Olive Harvest Coalition, Jayyous October 2012

Sometimes what looks like a picture of peace is a symptom of war, or military occupation. What could be more like a picture of peace than a group of Israeli volunteers taking a break in the olive grove of a Palestinian family who have prepared lunch for their guests who have given up their Sabbath to help with the olive harvest? Representations of peace have a limited iconography to draw on: the dove, olive branches, lions lying down with lambs, mothers with children, and pastoral scenes in general. So, surely all the right buttons are being pressed in this picture of Israelis and Palestinians sharing a meal cooked on an open fire under olive trees. Surely this is peace?

No, it isn’t, because the photograph doesn’t tell the story of how this group of Israelis came to the land of the West Bank village of Jayyous on this late summer day. It doesn’t tell the story of how the Israeli separation wall cut off the villagers of Jayyous from most of their land, and how those villages have to obtain permits from the occupation authorities to pass through the two agricultural gates in the wall which are opened and closed by the army. It doesn’t show the map of how that security wall departs from the green line marking the 1949 armistice line between Israel and the West Bank, such that it wraps a noose around the Palestinian town of Qalqilya and zig-zags crazily by Jayyous that lies nearby. Nor does it tell the story of the Eyal checkpoint through which Palestinians from Qalqilya with permits may pass to work in Israel if they are prepared to get there by 4 am, be patient, and subject themselves to the rigorous security checks. That is a story told by Machsomwatch and its members.
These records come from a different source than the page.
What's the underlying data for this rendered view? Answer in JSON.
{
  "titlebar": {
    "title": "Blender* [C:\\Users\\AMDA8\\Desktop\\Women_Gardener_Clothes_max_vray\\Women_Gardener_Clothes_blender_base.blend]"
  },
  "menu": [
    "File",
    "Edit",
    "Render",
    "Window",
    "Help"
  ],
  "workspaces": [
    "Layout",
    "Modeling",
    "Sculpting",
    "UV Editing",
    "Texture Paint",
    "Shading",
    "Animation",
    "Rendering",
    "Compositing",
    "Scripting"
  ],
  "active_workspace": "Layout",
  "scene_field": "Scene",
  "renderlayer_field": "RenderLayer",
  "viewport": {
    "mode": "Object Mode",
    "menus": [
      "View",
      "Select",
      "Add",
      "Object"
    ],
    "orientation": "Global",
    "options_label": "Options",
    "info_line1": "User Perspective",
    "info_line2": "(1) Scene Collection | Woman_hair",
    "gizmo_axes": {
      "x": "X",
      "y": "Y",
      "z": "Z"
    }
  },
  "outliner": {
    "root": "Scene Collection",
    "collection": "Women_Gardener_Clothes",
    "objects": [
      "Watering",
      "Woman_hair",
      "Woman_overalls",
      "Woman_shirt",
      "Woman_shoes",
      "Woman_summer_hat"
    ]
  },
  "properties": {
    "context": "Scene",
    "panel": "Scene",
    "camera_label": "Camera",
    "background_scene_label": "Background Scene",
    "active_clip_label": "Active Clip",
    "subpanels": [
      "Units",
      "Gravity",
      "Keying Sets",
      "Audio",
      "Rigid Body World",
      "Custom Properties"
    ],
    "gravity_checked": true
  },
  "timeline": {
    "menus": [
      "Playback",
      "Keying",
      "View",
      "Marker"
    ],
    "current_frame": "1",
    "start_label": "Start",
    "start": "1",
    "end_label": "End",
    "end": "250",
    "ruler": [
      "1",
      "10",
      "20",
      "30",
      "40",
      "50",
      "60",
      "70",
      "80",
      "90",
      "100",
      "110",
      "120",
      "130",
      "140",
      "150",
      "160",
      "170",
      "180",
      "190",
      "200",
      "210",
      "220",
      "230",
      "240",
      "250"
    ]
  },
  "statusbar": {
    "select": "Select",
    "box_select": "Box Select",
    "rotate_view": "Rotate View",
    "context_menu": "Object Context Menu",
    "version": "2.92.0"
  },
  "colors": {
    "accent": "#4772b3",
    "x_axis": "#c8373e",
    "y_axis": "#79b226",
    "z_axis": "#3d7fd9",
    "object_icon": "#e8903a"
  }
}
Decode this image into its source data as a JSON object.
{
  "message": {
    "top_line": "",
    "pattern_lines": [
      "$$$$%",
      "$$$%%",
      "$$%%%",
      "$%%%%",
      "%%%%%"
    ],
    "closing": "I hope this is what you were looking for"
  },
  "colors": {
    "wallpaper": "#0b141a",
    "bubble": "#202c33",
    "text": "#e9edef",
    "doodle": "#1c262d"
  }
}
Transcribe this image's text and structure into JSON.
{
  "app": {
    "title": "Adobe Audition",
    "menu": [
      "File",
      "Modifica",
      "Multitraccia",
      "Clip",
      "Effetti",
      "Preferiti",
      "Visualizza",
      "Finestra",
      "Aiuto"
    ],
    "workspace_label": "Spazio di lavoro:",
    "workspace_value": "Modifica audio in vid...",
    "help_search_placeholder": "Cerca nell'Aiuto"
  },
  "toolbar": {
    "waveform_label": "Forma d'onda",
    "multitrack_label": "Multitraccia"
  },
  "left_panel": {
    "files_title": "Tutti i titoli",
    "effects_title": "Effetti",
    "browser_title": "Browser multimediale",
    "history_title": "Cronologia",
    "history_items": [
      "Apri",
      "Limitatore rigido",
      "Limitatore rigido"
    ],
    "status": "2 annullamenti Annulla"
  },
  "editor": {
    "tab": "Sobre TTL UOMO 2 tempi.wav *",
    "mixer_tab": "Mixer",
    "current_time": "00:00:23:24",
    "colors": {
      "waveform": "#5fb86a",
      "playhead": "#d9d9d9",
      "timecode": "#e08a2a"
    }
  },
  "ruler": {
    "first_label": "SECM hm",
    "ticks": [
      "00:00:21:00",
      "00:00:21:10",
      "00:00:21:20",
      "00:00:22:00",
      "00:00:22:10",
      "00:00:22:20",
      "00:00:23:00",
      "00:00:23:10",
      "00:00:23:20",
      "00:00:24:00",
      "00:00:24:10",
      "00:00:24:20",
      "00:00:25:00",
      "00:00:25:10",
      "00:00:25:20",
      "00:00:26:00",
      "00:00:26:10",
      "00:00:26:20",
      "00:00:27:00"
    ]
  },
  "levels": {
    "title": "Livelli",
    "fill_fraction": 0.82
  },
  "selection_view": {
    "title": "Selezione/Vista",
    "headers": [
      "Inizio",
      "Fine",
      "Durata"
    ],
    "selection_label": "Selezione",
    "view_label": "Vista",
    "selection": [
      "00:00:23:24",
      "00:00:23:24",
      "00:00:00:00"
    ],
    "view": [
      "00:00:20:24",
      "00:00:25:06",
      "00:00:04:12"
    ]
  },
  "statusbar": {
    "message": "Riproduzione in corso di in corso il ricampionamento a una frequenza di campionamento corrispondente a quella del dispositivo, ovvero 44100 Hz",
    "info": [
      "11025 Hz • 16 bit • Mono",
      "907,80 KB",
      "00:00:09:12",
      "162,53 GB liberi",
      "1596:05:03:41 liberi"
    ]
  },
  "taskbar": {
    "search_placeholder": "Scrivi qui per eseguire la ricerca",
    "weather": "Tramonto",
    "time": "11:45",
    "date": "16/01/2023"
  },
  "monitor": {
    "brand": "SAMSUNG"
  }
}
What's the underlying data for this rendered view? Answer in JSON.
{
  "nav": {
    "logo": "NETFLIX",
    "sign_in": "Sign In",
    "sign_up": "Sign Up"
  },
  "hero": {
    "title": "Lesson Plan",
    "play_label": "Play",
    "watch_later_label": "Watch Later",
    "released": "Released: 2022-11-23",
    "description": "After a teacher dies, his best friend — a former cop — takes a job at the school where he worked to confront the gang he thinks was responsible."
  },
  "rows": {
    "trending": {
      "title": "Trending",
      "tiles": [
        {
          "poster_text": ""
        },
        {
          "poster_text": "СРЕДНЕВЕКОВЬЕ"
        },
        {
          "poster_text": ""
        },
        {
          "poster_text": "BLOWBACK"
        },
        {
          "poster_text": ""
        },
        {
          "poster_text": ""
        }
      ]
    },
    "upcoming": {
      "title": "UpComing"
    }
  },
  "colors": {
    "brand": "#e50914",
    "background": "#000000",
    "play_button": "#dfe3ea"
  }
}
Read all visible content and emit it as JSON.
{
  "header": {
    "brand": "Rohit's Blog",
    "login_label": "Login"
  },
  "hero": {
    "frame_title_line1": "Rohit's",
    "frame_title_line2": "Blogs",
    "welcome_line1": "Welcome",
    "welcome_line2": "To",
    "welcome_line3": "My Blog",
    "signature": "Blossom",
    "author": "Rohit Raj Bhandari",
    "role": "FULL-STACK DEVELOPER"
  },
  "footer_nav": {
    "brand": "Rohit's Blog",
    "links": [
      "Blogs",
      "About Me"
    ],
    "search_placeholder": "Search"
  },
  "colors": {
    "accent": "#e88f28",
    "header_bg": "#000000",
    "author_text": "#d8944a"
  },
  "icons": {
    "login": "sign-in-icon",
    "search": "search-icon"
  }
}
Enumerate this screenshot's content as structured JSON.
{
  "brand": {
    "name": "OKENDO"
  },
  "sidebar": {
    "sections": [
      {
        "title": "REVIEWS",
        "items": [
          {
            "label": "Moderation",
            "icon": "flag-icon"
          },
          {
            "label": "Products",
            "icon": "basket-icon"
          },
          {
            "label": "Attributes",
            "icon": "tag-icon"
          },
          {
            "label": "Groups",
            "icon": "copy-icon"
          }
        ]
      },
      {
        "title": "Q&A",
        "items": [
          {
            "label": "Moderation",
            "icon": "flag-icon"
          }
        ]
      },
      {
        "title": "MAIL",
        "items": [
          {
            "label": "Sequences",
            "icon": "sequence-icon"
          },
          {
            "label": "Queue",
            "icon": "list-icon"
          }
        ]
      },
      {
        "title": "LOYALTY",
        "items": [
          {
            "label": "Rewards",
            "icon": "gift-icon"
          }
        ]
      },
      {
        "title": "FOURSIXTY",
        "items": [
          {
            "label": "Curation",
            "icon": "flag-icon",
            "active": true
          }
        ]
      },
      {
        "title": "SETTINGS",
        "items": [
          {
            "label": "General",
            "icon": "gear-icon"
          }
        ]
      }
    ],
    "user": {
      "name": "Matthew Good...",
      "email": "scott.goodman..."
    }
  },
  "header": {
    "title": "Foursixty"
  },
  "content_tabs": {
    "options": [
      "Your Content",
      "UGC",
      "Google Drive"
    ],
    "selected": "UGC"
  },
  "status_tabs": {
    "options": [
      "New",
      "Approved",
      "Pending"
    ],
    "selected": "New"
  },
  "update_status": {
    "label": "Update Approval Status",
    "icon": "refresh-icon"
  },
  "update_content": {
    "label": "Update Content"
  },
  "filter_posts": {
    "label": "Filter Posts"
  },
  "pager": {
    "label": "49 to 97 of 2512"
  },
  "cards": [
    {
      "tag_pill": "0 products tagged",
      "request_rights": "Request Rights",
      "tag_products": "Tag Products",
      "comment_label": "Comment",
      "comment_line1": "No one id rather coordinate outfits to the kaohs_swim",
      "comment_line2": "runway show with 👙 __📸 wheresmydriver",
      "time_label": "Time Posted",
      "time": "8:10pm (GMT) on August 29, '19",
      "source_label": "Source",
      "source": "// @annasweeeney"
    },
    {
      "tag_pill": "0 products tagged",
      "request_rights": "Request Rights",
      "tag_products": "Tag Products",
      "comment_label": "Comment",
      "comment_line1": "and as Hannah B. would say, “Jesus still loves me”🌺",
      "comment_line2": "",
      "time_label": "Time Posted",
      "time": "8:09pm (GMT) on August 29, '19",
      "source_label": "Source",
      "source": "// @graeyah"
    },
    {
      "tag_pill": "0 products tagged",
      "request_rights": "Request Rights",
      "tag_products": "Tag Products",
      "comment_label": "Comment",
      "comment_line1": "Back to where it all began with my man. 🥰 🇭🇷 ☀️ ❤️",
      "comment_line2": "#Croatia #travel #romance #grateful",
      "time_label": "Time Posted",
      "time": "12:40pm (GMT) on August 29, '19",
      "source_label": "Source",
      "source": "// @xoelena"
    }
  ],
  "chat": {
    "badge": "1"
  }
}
Yet, the photograph and the event are both pictures of peace in another way. The Israelis (and some overseas visitors) have found a small, practical way to compensate their Palestinian neighbours for the damage to their lives and livelihoods caused by the separation wall, through an organization called the Olive Harvest Coalition. And the Palestinians of Jayyous have been willing to accept such help from citizens of the state that creates such harsh facts on their ground who had come in place of all those family members and other villagers who do not have permits to cross through the wall. As we spent our day picking olives and taking breaks for food and hot, sweet tea, working under the patient supervision of Ali who had to stretch his Hebrew to direct us, it was hard not to feel peaceful. No doubt there are plenty of Israelis who would think it dangerous for us to put ourselves in the hands of Palestinians, but the only danger was the perilous ride on the overcrowded tractor and trailer. In the midst of all this seemingly intractable conflict between two nations, a dozen or so Israelis could be the guests of Ali, his wife and son for a day, without mutual suspicion, or anxiety, or fear. It was so peaceful that not even we Israelis found anything to argue about. Maybe one day Ali and his neighbours will run a service offering fun days out for Tel Aviv families to experience the olive harvest in Jayyous. But there’s a wall that has come down first.